28 08 2015
Many moons ago, I remember reading a very insightful screed against a language that should have been put to pasture long ago: PHP. I guffawed, shook my head and smiled smugly that at least I wasn't using PHP.
Until my webmail (written in PHP) got hacked into. PHP would be a nightmare we could all wake up from, if there wasn't so much software written in it.
And then today, I get an email, announcing that yet again, they've found more security holes in PHP. Not just one hole, but many; here's the list:
Welcome to PHP, where NUL terminating your strings will allow an attacker to overwrite files on your server, and attackers have no end of options for arbitrarily executing code!

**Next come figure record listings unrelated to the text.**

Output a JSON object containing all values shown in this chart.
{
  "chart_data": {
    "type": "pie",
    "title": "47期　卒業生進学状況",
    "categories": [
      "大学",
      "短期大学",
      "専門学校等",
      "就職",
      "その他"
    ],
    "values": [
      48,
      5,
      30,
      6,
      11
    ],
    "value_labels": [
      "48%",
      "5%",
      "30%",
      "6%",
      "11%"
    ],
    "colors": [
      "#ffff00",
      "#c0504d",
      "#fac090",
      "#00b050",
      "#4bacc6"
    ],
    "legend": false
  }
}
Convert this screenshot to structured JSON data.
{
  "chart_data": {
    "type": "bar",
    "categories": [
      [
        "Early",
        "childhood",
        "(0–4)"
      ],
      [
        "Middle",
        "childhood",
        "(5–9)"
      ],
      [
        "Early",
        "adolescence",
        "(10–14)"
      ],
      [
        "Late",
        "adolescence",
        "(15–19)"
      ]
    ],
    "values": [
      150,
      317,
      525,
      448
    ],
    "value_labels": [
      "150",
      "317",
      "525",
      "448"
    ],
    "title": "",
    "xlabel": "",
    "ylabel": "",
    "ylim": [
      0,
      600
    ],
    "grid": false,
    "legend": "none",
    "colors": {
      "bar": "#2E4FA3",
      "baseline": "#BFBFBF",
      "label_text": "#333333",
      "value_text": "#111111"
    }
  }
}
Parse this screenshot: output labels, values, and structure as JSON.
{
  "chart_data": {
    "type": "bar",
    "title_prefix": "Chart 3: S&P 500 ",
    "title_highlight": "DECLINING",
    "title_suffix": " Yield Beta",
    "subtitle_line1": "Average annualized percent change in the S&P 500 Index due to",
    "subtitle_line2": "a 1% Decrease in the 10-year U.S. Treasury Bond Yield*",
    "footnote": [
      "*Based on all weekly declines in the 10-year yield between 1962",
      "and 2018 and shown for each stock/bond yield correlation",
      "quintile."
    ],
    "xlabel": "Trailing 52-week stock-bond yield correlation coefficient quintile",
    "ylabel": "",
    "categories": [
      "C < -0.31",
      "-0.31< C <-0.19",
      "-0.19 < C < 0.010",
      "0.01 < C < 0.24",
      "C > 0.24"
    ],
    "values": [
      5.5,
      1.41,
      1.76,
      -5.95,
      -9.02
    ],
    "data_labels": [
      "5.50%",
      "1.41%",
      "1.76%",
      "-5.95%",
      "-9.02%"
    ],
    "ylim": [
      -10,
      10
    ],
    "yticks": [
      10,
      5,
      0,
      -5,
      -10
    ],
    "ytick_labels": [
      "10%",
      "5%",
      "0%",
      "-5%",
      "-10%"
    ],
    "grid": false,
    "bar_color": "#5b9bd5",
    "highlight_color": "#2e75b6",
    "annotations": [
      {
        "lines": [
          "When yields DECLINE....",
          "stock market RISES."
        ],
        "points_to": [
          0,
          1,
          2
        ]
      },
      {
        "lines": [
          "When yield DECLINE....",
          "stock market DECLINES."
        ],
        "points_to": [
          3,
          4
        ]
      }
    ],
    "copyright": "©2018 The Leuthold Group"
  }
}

It's like sendmail and bind - they've had their use, seen their heyday, but anyone with a lick of sense and competence in the field knows that they're so full of holes you don't use them without a team of at least 10 admins. Meanwhile, qmail and djbdns work just fine for multiple domains being run by one guy on absolutely minimal time (something like 1/8 of full time job).
Seriously, though, this is a call to arms, a call to war even: a war on PHP. Developers, stop writing PHP. Admins, remove PHP from your systems, dev seats and servers included. Hosting providers, stop supporting PHP and instead setup something better like Python or Perl instead. The line must be drawn here, no further. This has to end now. For the good of all humanity, please make it stop!